We recently hosted a live webinar — How Starbucks Forecasts Demand at Scale with Facebook Prophet and Databricks — During this webinar we learnt why Demand Forecasting is critical to Retail/ CPG firms and how it enables 22 other use cases. Brendan O'Shaughnessy, Data Science Manager at Starbucks walked us through how Starbucks does demand forecasting at scale. We also did a step by step demo on how to perform fine-grained demand forecasts on a day/store/SKU level with Databricks and Facebook's Prophet
Slide deck for webinar available here.
Why Granular Demand Forecasting and How Starbucks does it?

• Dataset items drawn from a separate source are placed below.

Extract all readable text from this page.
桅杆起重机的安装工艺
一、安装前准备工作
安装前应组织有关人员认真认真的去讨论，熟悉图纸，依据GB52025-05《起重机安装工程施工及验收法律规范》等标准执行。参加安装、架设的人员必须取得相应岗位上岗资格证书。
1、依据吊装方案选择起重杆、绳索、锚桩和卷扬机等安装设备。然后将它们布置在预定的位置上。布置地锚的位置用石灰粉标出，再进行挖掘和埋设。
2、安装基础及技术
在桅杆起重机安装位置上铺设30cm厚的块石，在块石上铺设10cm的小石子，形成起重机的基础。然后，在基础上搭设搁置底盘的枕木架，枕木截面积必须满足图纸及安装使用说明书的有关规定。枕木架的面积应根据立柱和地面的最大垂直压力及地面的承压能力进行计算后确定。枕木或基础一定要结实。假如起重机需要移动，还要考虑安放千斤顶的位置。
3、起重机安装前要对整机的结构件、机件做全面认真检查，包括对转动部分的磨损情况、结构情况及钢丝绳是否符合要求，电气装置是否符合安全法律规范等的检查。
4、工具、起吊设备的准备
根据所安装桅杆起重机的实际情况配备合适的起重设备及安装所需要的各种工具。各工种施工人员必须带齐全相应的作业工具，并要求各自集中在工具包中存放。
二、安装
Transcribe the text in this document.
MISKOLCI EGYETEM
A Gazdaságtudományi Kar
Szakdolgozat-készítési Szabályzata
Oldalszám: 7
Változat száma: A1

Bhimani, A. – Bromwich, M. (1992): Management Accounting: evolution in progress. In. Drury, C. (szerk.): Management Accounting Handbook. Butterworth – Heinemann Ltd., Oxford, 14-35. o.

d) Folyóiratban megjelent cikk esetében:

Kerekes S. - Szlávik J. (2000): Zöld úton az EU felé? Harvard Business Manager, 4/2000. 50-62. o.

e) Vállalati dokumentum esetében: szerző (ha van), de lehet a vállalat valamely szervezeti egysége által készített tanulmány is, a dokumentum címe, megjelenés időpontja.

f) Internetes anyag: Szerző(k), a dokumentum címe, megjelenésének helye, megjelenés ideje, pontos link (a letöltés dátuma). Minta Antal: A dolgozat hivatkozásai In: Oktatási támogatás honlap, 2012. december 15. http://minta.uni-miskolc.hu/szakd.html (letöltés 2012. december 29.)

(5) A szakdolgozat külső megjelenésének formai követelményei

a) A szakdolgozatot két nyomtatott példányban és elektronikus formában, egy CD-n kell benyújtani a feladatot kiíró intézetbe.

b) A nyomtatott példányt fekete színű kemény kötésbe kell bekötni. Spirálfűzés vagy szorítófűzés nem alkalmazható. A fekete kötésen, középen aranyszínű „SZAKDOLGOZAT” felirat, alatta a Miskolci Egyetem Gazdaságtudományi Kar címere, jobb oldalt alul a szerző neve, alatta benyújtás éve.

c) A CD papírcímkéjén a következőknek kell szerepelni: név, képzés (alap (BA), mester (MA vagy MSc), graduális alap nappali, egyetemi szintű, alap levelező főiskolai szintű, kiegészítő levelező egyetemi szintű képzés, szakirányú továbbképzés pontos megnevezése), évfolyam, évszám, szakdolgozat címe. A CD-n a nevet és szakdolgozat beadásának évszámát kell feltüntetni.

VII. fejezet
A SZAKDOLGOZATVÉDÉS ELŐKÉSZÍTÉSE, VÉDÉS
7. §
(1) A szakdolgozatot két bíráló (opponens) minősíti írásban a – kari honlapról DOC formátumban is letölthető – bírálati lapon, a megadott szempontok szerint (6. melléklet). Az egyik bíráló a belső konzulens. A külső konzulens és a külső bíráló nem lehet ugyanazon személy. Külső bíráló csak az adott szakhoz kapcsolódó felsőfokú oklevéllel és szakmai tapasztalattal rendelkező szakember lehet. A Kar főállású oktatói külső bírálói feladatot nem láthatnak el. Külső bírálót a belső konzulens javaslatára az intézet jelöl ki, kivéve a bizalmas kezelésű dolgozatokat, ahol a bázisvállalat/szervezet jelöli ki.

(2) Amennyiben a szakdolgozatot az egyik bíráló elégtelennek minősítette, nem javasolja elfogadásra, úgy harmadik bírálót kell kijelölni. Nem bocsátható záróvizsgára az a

Performing fine-grained forecasts on day-store-SKU is beyond the ability of legacy, data warehousing based forecasting tools. Demand for products varies by product, store and day, and yet traditional demand forecasting solutions perform their forecasts at the aggregate market, week and promo group levels.
With the introduction of the Databricks Unified Data Analytics Platform, retailers are able to see double-digit improvements in their forecast accuracy. They can perform fine-grained forecasts at the SKU, store and day as well as include hundreds of additional features to improve the accuracy of models. They can further enhance their forecasts with localization and the easy inclusion of additional data sets. And they're running these forecasts daily, providing their planners and retail operations team with timely data for better execution.
In this webinar, we reviewed:
- How to perform fine-grained demand forecasts on a day/store/SKU level with Databricks
- How to forecast time series data precisely using Facebook's Prophet
- Also, how Starbucks does custom forecasting with relative ease
- How to train a large number of models using the defacto distributed data processing engine, Apache Spark™
- Finally, we then presented this data to analysts and managers using BI tools to enable the decision making required to drive the required business outcomes
At the end of the webinar, we held a Q&A. Below are the questions and answers:
Q: What model versioning techniques do you apply to show how models are being improved over time?
Many of our customers use MLflow to track their experiments. They can use MLflow to track various parameters associated with these models and compare performance metrics across models. This is helpful in tracking improvements as well as libraries they are using to draw insights. MLflow helps take these models from experimentation to production faster.
Q: Why use UDFs instead of MLlib? Is this in order to access SciKit learn models?
We are using UDFs so we have the flexibility to leverage any number of libraries. Facebook Prophet is very popular right now, but there are numerous libraries we can use for time series. Some are more appropriate in some scenarios than others. So by using UDFs, we get ultimate flexibility while still leveraging parallelization.
Q: How does Delta Lake help with Demand Forecasting?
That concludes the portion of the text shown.